In cases where tax is payable, the assessment will be based on the sale price that was achieved minus the cost of acquisition or production for the property and minus allowable deductions for costs incurred. However, no tax would be triggered if a property was sold within the ten year period and if it had previously been used by the owner. To this end the property would have to have been used for your own residential purposes
- over the entire period between its acquisition and sale, or
- in the year in which the sale took place as well as in the two preceding years.
In the case in question, the claimant had acquired a wholly owned flat in 2006 and, initially, had lived in it himself for years. In the eight months prior to selling the flat (in December 2014) at a profit he had however rented it out, which was why the local tax office had assumed that there had not been self usage and had taxed the gain from the private disposal.

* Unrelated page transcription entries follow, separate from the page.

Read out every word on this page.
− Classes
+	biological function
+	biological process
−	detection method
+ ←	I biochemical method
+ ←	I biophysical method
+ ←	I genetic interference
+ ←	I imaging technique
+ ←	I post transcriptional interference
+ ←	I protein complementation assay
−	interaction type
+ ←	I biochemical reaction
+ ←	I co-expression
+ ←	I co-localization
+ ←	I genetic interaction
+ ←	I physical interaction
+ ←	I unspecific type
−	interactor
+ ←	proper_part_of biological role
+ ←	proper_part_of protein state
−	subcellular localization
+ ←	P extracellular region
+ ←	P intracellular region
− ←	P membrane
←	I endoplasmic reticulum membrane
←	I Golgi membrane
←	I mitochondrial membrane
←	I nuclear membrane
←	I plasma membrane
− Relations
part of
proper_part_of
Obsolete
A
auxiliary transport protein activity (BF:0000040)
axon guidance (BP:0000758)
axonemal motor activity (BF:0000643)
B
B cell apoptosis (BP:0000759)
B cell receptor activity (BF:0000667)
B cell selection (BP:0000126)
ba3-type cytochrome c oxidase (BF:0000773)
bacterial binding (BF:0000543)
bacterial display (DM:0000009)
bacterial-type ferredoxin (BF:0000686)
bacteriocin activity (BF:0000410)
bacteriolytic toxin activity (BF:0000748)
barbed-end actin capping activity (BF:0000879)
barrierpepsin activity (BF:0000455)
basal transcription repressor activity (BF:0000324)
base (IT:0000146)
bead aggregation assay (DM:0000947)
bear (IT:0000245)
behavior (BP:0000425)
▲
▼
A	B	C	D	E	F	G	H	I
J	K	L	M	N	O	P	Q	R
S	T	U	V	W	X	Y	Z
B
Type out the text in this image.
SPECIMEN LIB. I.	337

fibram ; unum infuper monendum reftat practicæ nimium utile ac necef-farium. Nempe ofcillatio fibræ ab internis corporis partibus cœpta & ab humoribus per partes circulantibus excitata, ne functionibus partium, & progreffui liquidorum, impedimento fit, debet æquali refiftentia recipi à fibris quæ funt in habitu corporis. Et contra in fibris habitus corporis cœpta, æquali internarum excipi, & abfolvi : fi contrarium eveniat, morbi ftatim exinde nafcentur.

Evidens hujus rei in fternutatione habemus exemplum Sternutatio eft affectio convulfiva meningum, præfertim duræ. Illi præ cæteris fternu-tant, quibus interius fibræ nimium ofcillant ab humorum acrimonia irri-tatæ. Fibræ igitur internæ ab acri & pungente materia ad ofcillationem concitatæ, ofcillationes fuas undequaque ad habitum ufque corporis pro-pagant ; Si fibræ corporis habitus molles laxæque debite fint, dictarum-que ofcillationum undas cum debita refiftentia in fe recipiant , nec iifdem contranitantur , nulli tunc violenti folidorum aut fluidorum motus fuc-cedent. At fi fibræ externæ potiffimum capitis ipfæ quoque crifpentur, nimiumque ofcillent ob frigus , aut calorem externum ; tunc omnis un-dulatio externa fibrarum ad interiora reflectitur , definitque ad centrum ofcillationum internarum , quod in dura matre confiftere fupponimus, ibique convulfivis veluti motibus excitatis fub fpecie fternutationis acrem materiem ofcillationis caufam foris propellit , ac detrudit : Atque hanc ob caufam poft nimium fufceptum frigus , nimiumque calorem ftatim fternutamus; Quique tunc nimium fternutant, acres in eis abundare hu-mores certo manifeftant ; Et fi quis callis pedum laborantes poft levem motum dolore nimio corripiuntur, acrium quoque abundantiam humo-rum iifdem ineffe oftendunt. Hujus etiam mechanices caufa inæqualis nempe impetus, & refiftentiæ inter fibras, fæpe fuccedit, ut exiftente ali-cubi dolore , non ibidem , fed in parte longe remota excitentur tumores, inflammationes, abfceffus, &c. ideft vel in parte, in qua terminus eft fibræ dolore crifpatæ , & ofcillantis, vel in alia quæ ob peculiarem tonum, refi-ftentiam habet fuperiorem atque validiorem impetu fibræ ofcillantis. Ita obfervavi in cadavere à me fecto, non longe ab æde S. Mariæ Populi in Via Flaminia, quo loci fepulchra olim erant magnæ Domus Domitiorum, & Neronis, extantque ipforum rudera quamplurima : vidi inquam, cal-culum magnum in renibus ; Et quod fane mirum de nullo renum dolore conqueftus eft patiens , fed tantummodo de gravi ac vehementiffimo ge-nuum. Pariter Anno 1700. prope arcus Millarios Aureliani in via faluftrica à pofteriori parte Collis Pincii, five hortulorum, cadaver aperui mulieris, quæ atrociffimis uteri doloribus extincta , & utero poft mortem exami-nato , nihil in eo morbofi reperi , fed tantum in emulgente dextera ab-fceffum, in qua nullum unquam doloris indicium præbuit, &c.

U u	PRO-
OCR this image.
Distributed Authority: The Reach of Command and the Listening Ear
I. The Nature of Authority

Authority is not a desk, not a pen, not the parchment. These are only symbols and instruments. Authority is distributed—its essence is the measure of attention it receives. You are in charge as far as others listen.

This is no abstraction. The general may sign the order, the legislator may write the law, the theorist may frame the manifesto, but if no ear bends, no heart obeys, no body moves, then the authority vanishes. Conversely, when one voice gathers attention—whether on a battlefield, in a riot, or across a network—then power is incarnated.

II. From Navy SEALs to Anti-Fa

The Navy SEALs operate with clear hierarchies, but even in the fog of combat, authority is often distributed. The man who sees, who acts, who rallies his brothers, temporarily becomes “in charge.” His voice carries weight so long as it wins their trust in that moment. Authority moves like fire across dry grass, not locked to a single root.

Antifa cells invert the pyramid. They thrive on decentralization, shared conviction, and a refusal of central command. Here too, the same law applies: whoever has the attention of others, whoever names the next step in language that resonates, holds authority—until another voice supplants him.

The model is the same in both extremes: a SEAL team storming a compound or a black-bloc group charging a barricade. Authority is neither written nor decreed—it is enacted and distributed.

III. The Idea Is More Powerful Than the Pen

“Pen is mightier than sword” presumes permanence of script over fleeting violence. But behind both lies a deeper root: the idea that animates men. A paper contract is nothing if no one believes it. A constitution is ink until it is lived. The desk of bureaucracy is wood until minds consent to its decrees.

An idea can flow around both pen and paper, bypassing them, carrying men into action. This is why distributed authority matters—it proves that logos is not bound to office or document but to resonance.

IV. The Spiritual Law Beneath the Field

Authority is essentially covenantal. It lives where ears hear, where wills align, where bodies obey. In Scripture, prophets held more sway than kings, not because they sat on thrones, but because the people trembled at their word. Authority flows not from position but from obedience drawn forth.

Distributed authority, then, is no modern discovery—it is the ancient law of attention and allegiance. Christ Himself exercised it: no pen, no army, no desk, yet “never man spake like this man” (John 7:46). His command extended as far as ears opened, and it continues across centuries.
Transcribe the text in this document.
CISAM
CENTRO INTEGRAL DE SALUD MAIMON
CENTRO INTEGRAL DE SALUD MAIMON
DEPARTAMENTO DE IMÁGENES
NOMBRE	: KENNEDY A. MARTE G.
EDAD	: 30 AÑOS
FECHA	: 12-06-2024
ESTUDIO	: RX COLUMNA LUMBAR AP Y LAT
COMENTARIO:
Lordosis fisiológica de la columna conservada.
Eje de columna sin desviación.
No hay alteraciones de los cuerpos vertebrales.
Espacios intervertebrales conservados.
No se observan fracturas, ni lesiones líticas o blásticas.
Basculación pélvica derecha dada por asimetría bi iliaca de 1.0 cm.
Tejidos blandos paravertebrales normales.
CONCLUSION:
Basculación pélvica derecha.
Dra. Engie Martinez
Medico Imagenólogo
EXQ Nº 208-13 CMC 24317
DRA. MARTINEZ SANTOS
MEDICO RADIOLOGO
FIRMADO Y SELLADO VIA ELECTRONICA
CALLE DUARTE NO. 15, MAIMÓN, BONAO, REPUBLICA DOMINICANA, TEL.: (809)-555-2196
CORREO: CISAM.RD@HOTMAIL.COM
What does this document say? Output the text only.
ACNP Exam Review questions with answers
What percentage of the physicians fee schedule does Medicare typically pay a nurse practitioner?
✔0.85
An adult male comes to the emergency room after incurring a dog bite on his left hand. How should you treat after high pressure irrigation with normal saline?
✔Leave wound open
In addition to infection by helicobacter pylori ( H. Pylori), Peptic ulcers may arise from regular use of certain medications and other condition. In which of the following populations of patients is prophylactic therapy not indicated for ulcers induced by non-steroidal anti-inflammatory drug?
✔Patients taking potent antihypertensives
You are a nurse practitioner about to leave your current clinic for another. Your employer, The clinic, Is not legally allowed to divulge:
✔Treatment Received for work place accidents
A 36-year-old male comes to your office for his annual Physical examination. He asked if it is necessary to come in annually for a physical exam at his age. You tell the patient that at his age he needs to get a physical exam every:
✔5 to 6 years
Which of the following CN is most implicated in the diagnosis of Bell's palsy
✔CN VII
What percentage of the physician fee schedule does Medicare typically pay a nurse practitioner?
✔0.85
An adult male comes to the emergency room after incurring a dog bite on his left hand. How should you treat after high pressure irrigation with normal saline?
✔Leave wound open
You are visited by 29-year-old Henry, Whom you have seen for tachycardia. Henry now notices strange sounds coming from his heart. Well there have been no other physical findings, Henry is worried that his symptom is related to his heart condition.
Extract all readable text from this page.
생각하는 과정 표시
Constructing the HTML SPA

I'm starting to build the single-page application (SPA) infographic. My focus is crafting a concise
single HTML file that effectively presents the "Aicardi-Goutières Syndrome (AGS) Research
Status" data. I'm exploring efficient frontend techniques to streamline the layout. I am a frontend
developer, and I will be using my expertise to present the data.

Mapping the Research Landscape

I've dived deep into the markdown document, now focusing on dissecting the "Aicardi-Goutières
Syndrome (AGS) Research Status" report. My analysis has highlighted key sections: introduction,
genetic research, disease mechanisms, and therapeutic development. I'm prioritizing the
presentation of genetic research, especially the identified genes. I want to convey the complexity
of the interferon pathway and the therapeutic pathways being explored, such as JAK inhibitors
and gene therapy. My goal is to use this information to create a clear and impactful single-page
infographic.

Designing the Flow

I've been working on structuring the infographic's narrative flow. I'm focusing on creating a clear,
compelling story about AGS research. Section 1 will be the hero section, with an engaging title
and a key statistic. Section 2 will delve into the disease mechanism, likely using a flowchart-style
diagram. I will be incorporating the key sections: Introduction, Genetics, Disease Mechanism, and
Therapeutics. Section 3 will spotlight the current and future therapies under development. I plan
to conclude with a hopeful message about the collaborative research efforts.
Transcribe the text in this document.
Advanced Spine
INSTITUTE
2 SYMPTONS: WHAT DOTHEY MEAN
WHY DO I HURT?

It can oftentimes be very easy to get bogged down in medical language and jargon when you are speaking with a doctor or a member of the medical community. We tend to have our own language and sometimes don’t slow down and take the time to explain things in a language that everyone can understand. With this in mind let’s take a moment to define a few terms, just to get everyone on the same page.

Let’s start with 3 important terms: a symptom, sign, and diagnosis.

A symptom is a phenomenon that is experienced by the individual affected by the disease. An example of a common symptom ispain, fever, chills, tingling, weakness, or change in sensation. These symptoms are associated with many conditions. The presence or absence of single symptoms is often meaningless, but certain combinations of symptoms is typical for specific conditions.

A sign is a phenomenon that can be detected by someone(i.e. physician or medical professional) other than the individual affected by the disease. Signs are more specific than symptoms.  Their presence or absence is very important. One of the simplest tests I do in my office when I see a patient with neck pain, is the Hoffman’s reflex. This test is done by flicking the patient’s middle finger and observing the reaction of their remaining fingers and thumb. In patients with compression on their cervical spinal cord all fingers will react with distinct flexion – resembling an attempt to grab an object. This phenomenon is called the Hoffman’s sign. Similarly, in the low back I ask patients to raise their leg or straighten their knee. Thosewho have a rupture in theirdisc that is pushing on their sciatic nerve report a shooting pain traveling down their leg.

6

However, the BFH, in its ruling from 3.9.2019 (case reference: IX R 10/19), decided that the extent of the self usage was sufficient for a tax-free sale of the property. The statutory requirement for self usage “in the year in which the sale took place as well as in the two preceding years” would already have been deemed to be satisfied if this had been the case
- in the year in which the sale took place and in the year before the previous year on at least one day and
- continuously in the year preceding the year in which the sale took place.
In the opinion of the BFH, for a tax-exempt sale of a property within the ten year time limit, it is sufficient to have a consecutive period of self usage of one year and two days that has to have stretched over three calendar years however. Therefore, in the case in question, temporarily renting out the flat in the last months prior to the sale was not detrimental, from a tax point of view.